Terms with \((1-C)\) arise due to the exclusion process, and the convective term arises due to the multi-species nature of the system. Of course, summing over all the generations gives Fisher’s equation (1). Solving this numerically, we obtain the spatial distribution of generation number density; it increases in an organized manner from left to right (see Figure 3).

### Can the PDEs Predict Superstars?

**Figure 3.**Spatial distribution of PDE solutions for the generations \(n_i(x, t) (i = 0, 1, 2 . . .)\) The generation number \(i\) increases from left to right, each marked with a different color. The earlier generations, which correspond to those well behind the wavefront, reach a steady state. The later generations, at the wavefront, continue to evolve for some further time. Image credit: B.L. Cheeseman.

For each branching process, the simulation runs until all the trees terminate. We use a Lorenz curve [3], which commonly measures inequality of wealth distribution in econometrics. For example, a plot of the cumulative proportion of wealth versus the cumulative proportion of the U.S. population gives a curve that is far from a 45-degree straight line. In our cellular context, we look at the number of initial cells and ask how much their Galton-Watson-generated lineages contribute to the total final number of cells. It is highly unequal, and it grows more unequal as the cell proliferation rate increases. The progeny of a few superstars dominate the final population.

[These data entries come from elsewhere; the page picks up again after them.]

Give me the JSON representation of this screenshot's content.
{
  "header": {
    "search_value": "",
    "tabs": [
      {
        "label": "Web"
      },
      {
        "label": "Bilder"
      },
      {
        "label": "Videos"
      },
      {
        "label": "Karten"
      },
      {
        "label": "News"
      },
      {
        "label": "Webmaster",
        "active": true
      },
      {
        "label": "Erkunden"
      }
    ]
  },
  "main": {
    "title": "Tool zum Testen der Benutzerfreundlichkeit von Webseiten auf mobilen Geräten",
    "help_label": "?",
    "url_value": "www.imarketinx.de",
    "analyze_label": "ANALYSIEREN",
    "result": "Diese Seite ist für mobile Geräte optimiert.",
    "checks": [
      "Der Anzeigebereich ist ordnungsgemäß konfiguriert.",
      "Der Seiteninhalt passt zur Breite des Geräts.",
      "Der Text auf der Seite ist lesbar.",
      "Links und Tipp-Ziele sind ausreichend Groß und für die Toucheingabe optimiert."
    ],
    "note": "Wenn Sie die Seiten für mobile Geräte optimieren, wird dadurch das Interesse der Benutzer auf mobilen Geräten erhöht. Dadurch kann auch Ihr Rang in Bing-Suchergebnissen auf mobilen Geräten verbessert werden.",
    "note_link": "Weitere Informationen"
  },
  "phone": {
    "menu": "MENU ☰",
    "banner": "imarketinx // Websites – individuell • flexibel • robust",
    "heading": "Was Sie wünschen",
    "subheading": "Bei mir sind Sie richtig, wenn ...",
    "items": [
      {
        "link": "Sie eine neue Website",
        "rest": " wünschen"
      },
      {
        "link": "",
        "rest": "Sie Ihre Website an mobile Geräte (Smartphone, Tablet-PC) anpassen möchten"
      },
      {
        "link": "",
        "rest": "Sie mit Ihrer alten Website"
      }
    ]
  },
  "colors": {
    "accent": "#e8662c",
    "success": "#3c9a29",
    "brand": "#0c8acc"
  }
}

This method, using solutions to PDEs, has provided a genealogy with highly asymmetric lineages. It correctly identifies the existence of superstars and associated properties. These results compare very well with agent-based lineages.

Within an embryo, the gut tissue is growing everywhere during the development of the ENS. Adding domain growth to our PDE models generalizes all the methods nicely. Furthermore, this technique for determining individual data works for other PDEs that describe motility and proliferation events.

There is much interest in clonal advantage through mutation in the cancer field, from the viewpoint of ‘expansion of the fittest.’ We have demonstrated differential clonal expansion in an invading cell population through PDEs, agent-based models, and experiments, and argue that luck (expansion of the luckiest) may have a surprisingly large effect on differential clonal expansion.

**References**

[1] Cheeseman, B.L., Zhang, D., Binder, B.J., Newgreen, D.F., & Landman, K.A. (2014). Cell lineage tracing in the developing enteric nervous system: superstars revealed by experiment and simulation. *J. R. Soc. Interface, 11(*93), 20130815.

[2] Cheeseman, B.L., Newgreen, D.F., & Landman, K.A. (2014). Spatial and temporal dynamics of cell generations within an invasion wave: a link to cell lineage tracing. *J. Theor. Biol., 363*, 344-356.

[3] Gastwirth, J.L. (1971). A General Definition of the Lorenz Curve. *Econometrica, 39*, 1037-1039.